Medvedev was quick to note how much things have changed since he first heard Deep Purple thirty-three years ago.
During their meeting, the President recounted how as a teenager he had worked as a disc jockey at parties – and confessed that each play list had to be approved by the Young Communist League.
"When I started listening to Deep Purple, I never could have imagined that we'd all be sitting at this table," the president told the group. He went on, "at that time we had kind of a tough system, as you know."
Drummer Ian Paice greeted the president with a set of drum sticks to commemorate their meeting.
Ian Gillan, the band's singer since its early days, told Medvedev, "it seems to have been a long journey. The dream of coming to this country when we were kids was beyond our imagination – it was a strange and distant land."

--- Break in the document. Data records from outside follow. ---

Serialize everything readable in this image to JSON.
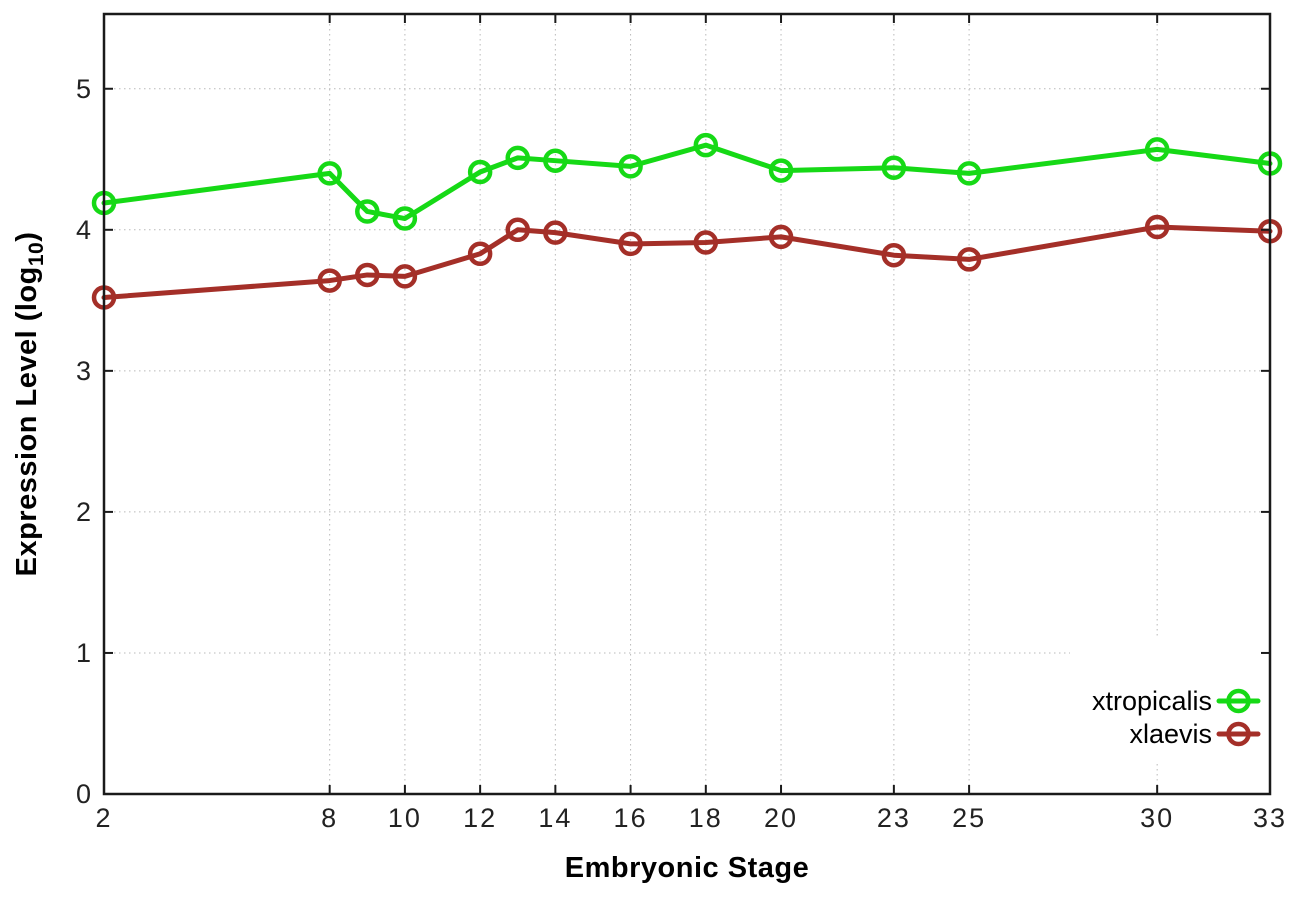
{
  "chart_data": {
    "type": "line",
    "title": "",
    "xlabel": "Embryonic Stage",
    "ylabel": "Expression Level (log10)",
    "ylabel_parts": {
      "pre": "Expression Level (log",
      "sub": "10",
      "post": ")"
    },
    "x": [
      2,
      8,
      9,
      10,
      12,
      13,
      14,
      16,
      18,
      20,
      23,
      25,
      30,
      33
    ],
    "series": [
      {
        "name": "xtropicalis",
        "color": "#16d916",
        "values": [
          4.19,
          4.4,
          4.13,
          4.08,
          4.41,
          4.51,
          4.49,
          4.45,
          4.6,
          4.42,
          4.44,
          4.4,
          4.57,
          4.47
        ]
      },
      {
        "name": "xlaevis",
        "color": "#a42f28",
        "values": [
          3.52,
          3.64,
          3.68,
          3.67,
          3.83,
          4.0,
          3.98,
          3.9,
          3.91,
          3.95,
          3.82,
          3.79,
          4.02,
          3.99
        ]
      }
    ],
    "xticks": [
      2,
      8,
      10,
      12,
      14,
      16,
      18,
      20,
      23,
      25,
      30,
      33
    ],
    "yticks": [
      0,
      1,
      2,
      3,
      4,
      5
    ],
    "xlim": [
      2,
      33
    ],
    "ylim": [
      0,
      5.53
    ],
    "grid": true,
    "legend_position": "bottom-right",
    "colors": {
      "background": "#ffffff",
      "border": "#1a1a1a",
      "grid": "#b9b9b9",
      "text": "#222222"
    }
  }
}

Medvedev's love of hard rock became well-known early in his campaign for president, when he told an interviewer for Russian magazine Itogi that he spent much of his time as a teenager "endlessly making copies of Black Sabbath, Led Zeppelin and Deep Purple."
Deep Purple were in Moscow before playing a concert at the Olympic Stadium Wednesday night. The President did not attend the concert, but sources close to the government said his son Ilya played guitar with the band during their visit.